The Department’s expectation that the school was to be built without incurring any indebtedness means that the trustees had to be both frugal and creative.  So rather than pouring a concrete foundation, the trustees utilized rocks, which were plentiful, held together by concrete for the foundation.  Building a traditional log school was out of the question since the trees in that area were not tall enough to yield logs of sufficient length.  The ingenuity of the builders was evident when they decided to use shorter logs in 8x10 panels for the walls separated by vertical logs.  When assembling these panels, they made sure the exterior walls were flat with no protruding logs so that in the future the walls could be sided with spruce lumber.  The walls were plastered externally and internally with a clay/straw mixture.  The inside logs were totally covered with plaster so that no logs protruded while the outside logs were plastered just to fill the joints. To save costs, kalsomine, a chalklike white substance made of lime, was used to paint the internal walls and ceiling while beaver board, a hardboard made of pressed paper painted black was used for blackboards.

Another stroke of ingenuity was to place the chimney at the opposite end of the school to the potbelly stove. This resulted in the stove pipes running the full length of the ceiling, thus maximizing the heat from the stove.

The government grants were sufficient to buy the lumber for the floor joists and flooring, the ceiling, the roof trusses, the doors and the window framing.  The lumber was usually donated by ratepayers or purchased from the mills in the Porcupine Forest Reserve, thereby avoiding the retail mark-up.  Although the amount of other construction grants are not known, the startup grant of $66.66 amounts to $1200.00 in today’s dollars, a fair amount of purchasing power.

The desks were made out of hand-planed two-inch planks.  The original builder of the desks, Ludwig Kattler, procrastinated to the point were the board passed a motion that John Sokolowski remove the lumber and materials from Mr. Kattler because he “has had same for the past six months and does not seem capable of finishing the work”(November 26, 1935). The desk materials were taken to Alf Mitchell and Wm. Joss who finished the job.
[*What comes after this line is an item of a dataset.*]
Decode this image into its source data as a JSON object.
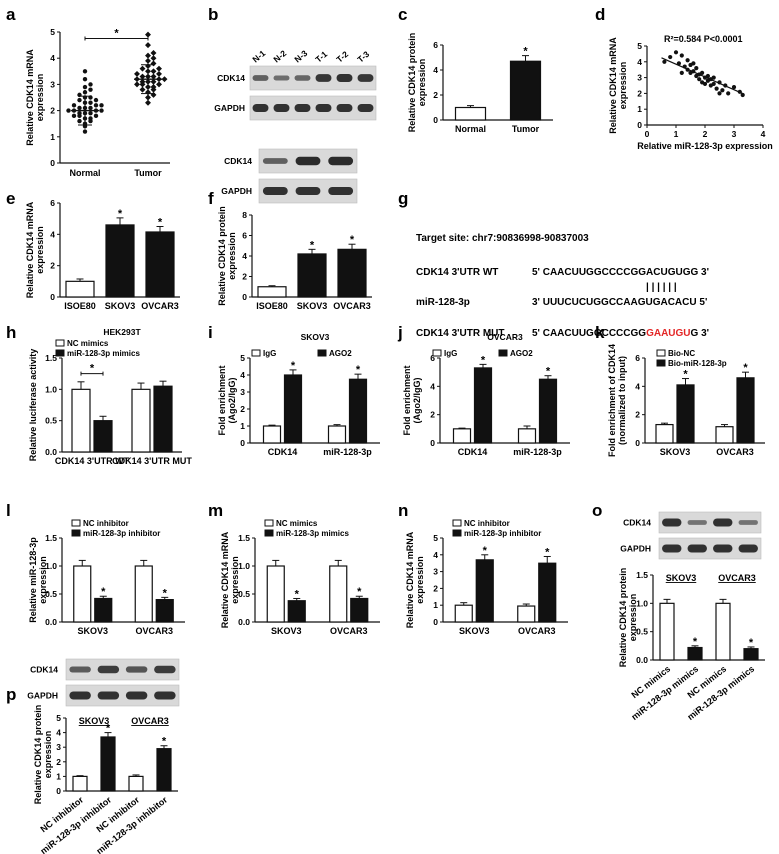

Construction was finished by early winter 1935, although there was a bit of a hold up in construction after some of the windows were stolen.  The board contacted R.N.W.M.P. (Royal North West Mounted Police) on November 26th, 1935, but were told by the constable just before Christmas ”nothing can be done until something more definitive turns up”, even though the residents had told the police that they suspected the installer.

A teacher, Mrs. Helen Cook, was hired on February 27th at a salary of $350 for the school term with an advance for board and lodging.  While Mrs. Cook lived with Hemricks which was a mile away from the school, others choose to live with Kattlers about ¾ mile from the school or with Clarks, a stone’s throw from the school. The school opened on March 4th, 1935 since it was common practice for boards in those days to set the school year from March until the end of November thus missing the two coldest months of the year.  To facilitate the school opening Dad lent the school a table suitable for the teacher’s desk while Grandpa loaned a grandfather clock.

The sixteen students in the first Arden Leigh class were Joe and Cecile Bourget; Daisy, Peter, Louis and Margy Kattler; Dorothy, Lillian & Helen Mitchell, Ruth and June Sundberg: Elsie, Evelyn, Verna and Marie Gugins and Violet Oxford.